El Govern, ni los consells, ni tampoco los ayuntamientos no alargan las temporadas turísticas ni crean puestos de trabajo por mucho empeño que pongan los políticos por apropiarse de las estadísticas cuando son positivas. Se trata de habilidades de las empresas y, en definitiva, del mercado. Por ello, resulta algo forzado escuchar a Francina Armengol y a su vicepresidente de facto, el conseller Negueruela, señalando el final de año como límite de la bonanza turística de estos meses, que debe reanudarse, según sus predicciones, apenas asome la primavera del año próximo. Bien está. Al final, no hacen mal a nadie y proporcionan alegría a sus entusiastas palmeros.
La pandemia, aun y el profundo dolor causado, puede tener como colofón positivo el haber despejado mucha tontuna política con el turismo y su significación en Baleares. Aunque en su momento desde el Govern se hicieran carantoñas a los turismofóbicos –de hecho forman parte de la militancia de los socios del PSOE–, el cierre provocado por el virus hizo temblar también a la izquierda. De ahí el alborozo institucional por el retorno de los turistas y el incremento del gasto realizado. Sin duda es más cómodo hablar de transformaciones del modelo económico –sostenible, verde, inclusivo y toda la ristra de adjetivos añadidos– con las alforjas llenas.
Donde sí tienen mucho que decir las administraciones es en los entornos del hecho turístico y con excesiva frecuencia su silencio es sinónimo de ineptitud. El salto cualitativo que se pretende en el modelo turístico insular no es sólo cuestión de mayor categoría de hoteles, restaurantes, comercios, sino también, y es fundamental, de calles limpias y seguras, jardines cuidados (los que hay, que no son muchos), carreteras amplias y bien señalizadas. Incluso mingitorios, como demandaba el colega dominical Joan Riera. Los gestores institucionales llevan camino de dar el trabajo por hecho con el simple anuncio de proyectos a desarrollar. Grandes proyectos. Como ejemplo, los enunciados del futuro Plan General de Palma: una ciudad compacta y continua, más ecológica, corredores verdes y parques, ejes cívicos, tranvía (por supuesto) y mejor transporte público, ciudad de múltiples usos y, rayando el esplendor de la filigrana, la recuperación de las dunas que un día muy lejano hubo en la Platja de Palma.

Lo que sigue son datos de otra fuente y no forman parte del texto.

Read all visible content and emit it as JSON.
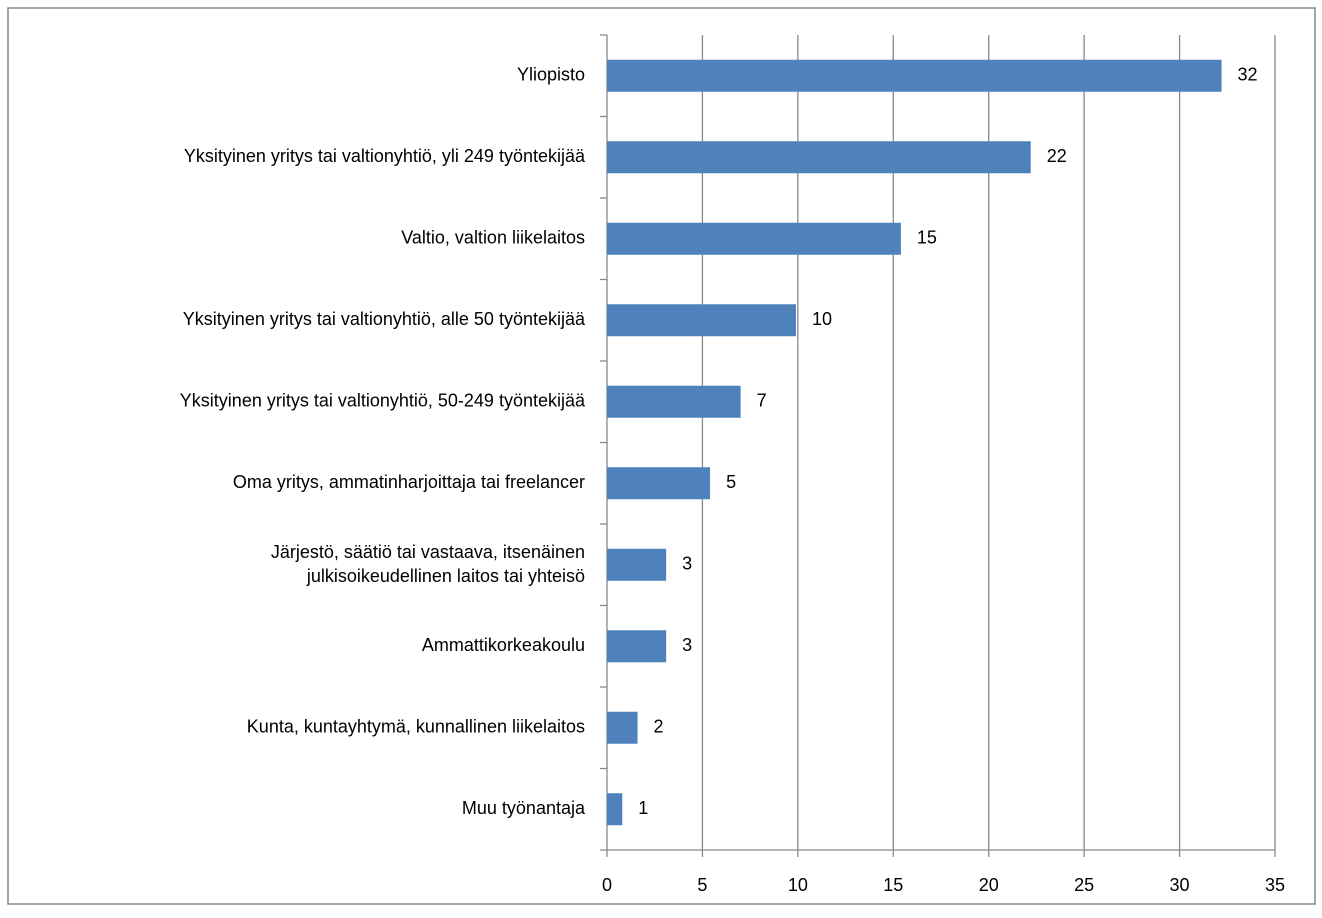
{
  "chart_data": {
    "type": "bar",
    "orientation": "horizontal",
    "categories": [
      "Yliopisto",
      "Yksityinen yritys tai valtionyhtiö, yli 249 työntekijää",
      "Valtio, valtion liikelaitos",
      "Yksityinen yritys tai valtionyhtiö, alle 50 työntekijää",
      "Yksityinen yritys tai valtionyhtiö, 50-249 työntekijää",
      "Oma yritys, ammatinharjoittaja tai freelancer",
      "Järjestö, säätiö tai vastaava, itsenäinen\njulkisoikeudellinen laitos tai yhteisö",
      "Ammattikorkeakoulu",
      "Kunta, kuntayhtymä, kunnallinen liikelaitos",
      "Muu työnantaja"
    ],
    "values": [
      32.2,
      22.2,
      15.4,
      9.9,
      7.0,
      5.4,
      3.1,
      3.1,
      1.6,
      0.8
    ],
    "value_labels": [
      "32",
      "22",
      "15",
      "10",
      "7",
      "5",
      "3",
      "3",
      "2",
      "1"
    ],
    "color": "#4f81bd",
    "xlim": [
      0,
      35
    ],
    "xticks": [
      0,
      5,
      10,
      15,
      20,
      25,
      30,
      35
    ],
    "grid": true
  }
}
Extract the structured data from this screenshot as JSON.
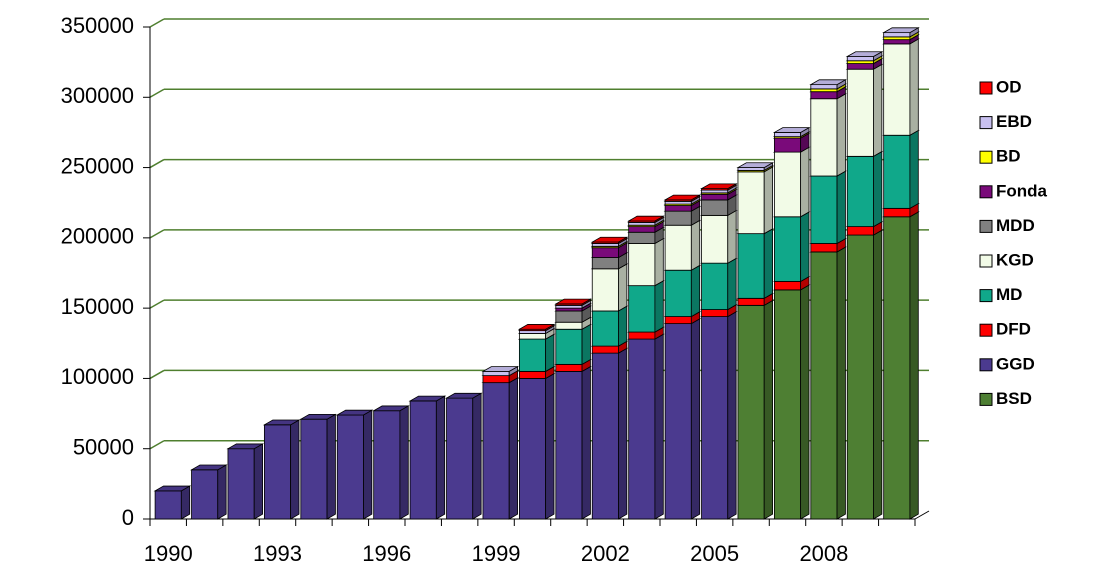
{
  "chart_data": {
    "type": "bar3d_stacked",
    "categories": [
      "1990",
      null,
      null,
      "1993",
      null,
      null,
      "1996",
      null,
      null,
      "1999",
      null,
      null,
      "2002",
      null,
      null,
      "2005",
      null,
      null,
      "2008",
      null,
      null
    ],
    "series": [
      {
        "name": "BSD",
        "color": "#4e7f33",
        "values": [
          0,
          0,
          0,
          0,
          0,
          0,
          0,
          0,
          0,
          0,
          0,
          0,
          0,
          0,
          0,
          0,
          152000,
          163000,
          190000,
          202000,
          215000
        ]
      },
      {
        "name": "GGD",
        "color": "#4b3a8f",
        "values": [
          20000,
          35000,
          50000,
          67000,
          71000,
          74000,
          77000,
          84000,
          86000,
          97000,
          100000,
          105000,
          118000,
          128000,
          139000,
          144000,
          0,
          0,
          0,
          0,
          0
        ]
      },
      {
        "name": "DFD",
        "color": "#ff0000",
        "values": [
          0,
          0,
          0,
          0,
          0,
          0,
          0,
          0,
          0,
          5000,
          5000,
          5000,
          5000,
          5000,
          5000,
          5000,
          5000,
          6000,
          6000,
          6000,
          6000
        ]
      },
      {
        "name": "MD",
        "color": "#10a88a",
        "values": [
          0,
          0,
          0,
          0,
          0,
          0,
          0,
          0,
          0,
          0,
          23000,
          25000,
          25000,
          33000,
          33000,
          33000,
          46000,
          46000,
          48000,
          50000,
          52000
        ]
      },
      {
        "name": "KGD",
        "color": "#f2fbe7",
        "values": [
          0,
          0,
          0,
          0,
          0,
          0,
          0,
          0,
          0,
          0,
          4000,
          5000,
          30000,
          30000,
          32000,
          34000,
          44000,
          46000,
          55000,
          62000,
          65000
        ]
      },
      {
        "name": "MDD",
        "color": "#808080",
        "values": [
          0,
          0,
          0,
          0,
          0,
          0,
          0,
          0,
          0,
          0,
          0,
          8000,
          8000,
          8000,
          10000,
          11000,
          0,
          0,
          0,
          0,
          0
        ]
      },
      {
        "name": "Fonda",
        "color": "#7a0a7a",
        "values": [
          0,
          0,
          0,
          0,
          0,
          0,
          0,
          0,
          0,
          0,
          0,
          2000,
          7000,
          4000,
          4000,
          4000,
          0,
          10000,
          5000,
          4000,
          3000
        ]
      },
      {
        "name": "BD",
        "color": "#ffff00",
        "values": [
          0,
          0,
          0,
          0,
          0,
          0,
          0,
          0,
          0,
          0,
          0,
          0,
          1000,
          1000,
          1000,
          1000,
          1000,
          1000,
          2000,
          2000,
          2000
        ]
      },
      {
        "name": "EBD",
        "color": "#c8c0f0",
        "values": [
          0,
          0,
          0,
          0,
          0,
          0,
          0,
          0,
          0,
          3000,
          2000,
          2000,
          2000,
          2000,
          2000,
          2000,
          2000,
          3000,
          3000,
          3000,
          3000
        ]
      },
      {
        "name": "OD",
        "color": "#ff0000",
        "values": [
          0,
          0,
          0,
          0,
          0,
          0,
          0,
          0,
          0,
          0,
          1000,
          1000,
          1000,
          1000,
          1000,
          1000,
          0,
          0,
          0,
          0,
          0
        ]
      }
    ],
    "ylim": [
      0,
      350000
    ],
    "yticks": [
      0,
      50000,
      100000,
      150000,
      200000,
      250000,
      300000,
      350000
    ],
    "grid": true,
    "grid_color": "#4f7f2f",
    "legend": "right"
  }
}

La realidad, sin embargo, es menos idílica: protesta de los vecinos de Pere Garau por la degradación del barrio; alerta de situaciones límite de convivencia en el Camp Redó y Son Rapinya. Con la ensoñación, no basta.
A propósito de la hostilidad al turismo, es interesante reseñar la aportación al debate del Cercle d'Economia de Catalunya que ha denunciado como irresponsabilidad de las instituciones, encabezadas por el ayuntamiento de Ada Colau, lo que llaman la «apología del decrecimiento», la dinámica de considerar el empobrecimiento como factor de igualación e instrumento de sostenibilidad del medio ambiente, convertido en la moderna religión. La ideología del decrecimiento se experimenta en Catalunya y se expande como mancha de aceite y encuentra señeros adalides en Baleares, que plantean incluso impedir el crecimiento poblacional. Haber visto la recesión económica tan de cerca debería servir de vacuna contra los augures del desastre.